The funny thing is, they have actually done very little to impede the hacking of the XOOM. The bootloader on their tablet is extremely easy to unlock and re-lock; it takes one command in a command prompt and a little know-how. I've rooted and hacked every Android device I've ever owned, and nothing has been so easy to unlock and root as the XOOM.

They also said that when you ship your XOOM to them for the LTE upgrade, they will still install the 4G modem and try to install the software update, even if it is sent in running unauthorized software. They recommend you revert it back to stock and re-lock the bootloader, but it isn't mandatory.

Is this support for development a tell tale for what we should expect from Motorola in the future? I'm not so sure, but I would like to think so (one can dream, right?). Motorola still believes that BLUR is the best thing since sliced bread. As futile as their efforts may be, I think they will try their best to force users to use it, and keep them from removing it or manipulating it in any way.

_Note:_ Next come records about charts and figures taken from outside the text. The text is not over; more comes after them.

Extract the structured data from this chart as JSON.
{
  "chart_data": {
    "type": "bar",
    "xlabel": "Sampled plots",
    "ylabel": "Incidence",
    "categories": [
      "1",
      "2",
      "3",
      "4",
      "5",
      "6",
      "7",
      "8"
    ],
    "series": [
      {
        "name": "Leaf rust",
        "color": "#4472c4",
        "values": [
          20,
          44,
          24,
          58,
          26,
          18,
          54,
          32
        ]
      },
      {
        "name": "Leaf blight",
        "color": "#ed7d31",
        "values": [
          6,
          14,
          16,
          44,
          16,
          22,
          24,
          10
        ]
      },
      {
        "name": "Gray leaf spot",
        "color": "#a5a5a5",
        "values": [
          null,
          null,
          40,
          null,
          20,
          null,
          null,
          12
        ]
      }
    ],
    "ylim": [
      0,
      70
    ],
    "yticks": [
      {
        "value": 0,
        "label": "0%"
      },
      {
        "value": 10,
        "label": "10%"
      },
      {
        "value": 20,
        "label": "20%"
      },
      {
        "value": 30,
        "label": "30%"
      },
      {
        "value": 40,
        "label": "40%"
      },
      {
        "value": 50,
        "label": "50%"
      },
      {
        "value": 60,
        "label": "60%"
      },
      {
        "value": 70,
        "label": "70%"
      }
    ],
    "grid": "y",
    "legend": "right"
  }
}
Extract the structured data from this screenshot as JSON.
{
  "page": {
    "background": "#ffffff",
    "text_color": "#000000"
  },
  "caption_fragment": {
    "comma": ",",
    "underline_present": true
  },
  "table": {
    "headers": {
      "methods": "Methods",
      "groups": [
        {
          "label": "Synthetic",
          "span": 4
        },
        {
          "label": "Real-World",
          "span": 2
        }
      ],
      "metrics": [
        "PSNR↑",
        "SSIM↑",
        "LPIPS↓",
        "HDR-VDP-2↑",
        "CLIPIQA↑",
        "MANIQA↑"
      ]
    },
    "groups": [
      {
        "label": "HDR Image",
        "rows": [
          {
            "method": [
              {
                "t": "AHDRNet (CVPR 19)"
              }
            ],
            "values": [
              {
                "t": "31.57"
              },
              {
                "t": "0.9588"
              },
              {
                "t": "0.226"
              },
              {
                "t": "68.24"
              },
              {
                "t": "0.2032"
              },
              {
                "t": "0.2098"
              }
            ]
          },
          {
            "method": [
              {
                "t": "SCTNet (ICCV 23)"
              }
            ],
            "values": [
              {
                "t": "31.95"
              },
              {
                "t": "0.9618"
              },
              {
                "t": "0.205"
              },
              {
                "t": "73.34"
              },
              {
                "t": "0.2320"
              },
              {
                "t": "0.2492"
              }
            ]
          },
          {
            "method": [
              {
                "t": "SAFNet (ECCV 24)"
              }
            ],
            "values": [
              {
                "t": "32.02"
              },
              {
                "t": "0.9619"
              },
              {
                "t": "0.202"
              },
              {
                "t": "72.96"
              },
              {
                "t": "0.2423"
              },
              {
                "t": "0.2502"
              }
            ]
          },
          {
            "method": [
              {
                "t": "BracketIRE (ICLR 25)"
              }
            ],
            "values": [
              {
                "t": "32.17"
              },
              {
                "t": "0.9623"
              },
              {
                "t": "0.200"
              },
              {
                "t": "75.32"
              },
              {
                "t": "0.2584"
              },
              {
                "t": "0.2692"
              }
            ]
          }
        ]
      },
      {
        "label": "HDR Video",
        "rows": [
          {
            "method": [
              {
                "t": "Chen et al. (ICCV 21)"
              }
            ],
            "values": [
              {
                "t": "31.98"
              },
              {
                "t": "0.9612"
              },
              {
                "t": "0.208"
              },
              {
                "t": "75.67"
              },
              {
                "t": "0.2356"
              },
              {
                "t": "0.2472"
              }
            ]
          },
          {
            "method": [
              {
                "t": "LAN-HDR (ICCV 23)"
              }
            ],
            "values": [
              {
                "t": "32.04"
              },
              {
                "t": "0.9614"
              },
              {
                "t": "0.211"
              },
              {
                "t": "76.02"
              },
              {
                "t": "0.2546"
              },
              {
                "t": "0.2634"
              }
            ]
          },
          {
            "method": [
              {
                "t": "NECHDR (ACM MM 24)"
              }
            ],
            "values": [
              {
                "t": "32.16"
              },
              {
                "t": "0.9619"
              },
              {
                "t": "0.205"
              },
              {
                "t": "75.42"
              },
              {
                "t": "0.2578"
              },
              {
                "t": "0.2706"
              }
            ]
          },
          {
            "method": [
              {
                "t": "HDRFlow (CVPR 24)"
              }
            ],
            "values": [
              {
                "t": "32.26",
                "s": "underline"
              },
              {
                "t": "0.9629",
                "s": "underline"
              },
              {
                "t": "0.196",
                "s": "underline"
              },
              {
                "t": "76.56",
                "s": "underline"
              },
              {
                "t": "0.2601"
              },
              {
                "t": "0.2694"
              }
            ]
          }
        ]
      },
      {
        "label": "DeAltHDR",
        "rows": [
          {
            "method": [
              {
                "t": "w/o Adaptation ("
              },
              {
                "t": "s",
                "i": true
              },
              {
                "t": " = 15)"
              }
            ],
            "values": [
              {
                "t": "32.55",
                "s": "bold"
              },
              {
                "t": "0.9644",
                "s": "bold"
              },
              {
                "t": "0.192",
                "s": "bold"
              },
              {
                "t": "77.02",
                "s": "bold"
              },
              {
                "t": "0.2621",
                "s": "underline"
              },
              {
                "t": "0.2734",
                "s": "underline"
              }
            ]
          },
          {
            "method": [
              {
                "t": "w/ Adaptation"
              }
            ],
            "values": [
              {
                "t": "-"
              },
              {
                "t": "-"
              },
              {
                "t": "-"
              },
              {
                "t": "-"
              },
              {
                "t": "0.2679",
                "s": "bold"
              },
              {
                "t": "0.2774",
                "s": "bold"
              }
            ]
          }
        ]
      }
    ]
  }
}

I have a feeling that all of this support for developers and hacking comes from the tight-knit, vertical integration that Motorola had with Google on the production of the XOOM. We know Google wants us to have fun with their software and push limits, I just hope some of that open source mentality rubbed off on Motorola when they were working so closely together. It could also be that BLUR isn't installed on the XOOM. Considering it's 100% Google's software, Motorola probably couldn't care less what you do with it.

Even if they don't plan on scrapping locked down bootloaders and MOTOBLUR, maybe they will realize how much easier it is not to care. What do you guys and gals think? Is Motorola turning over a new leaf? Are they learning to embrace and cherish developers? Or is this a one-time thing?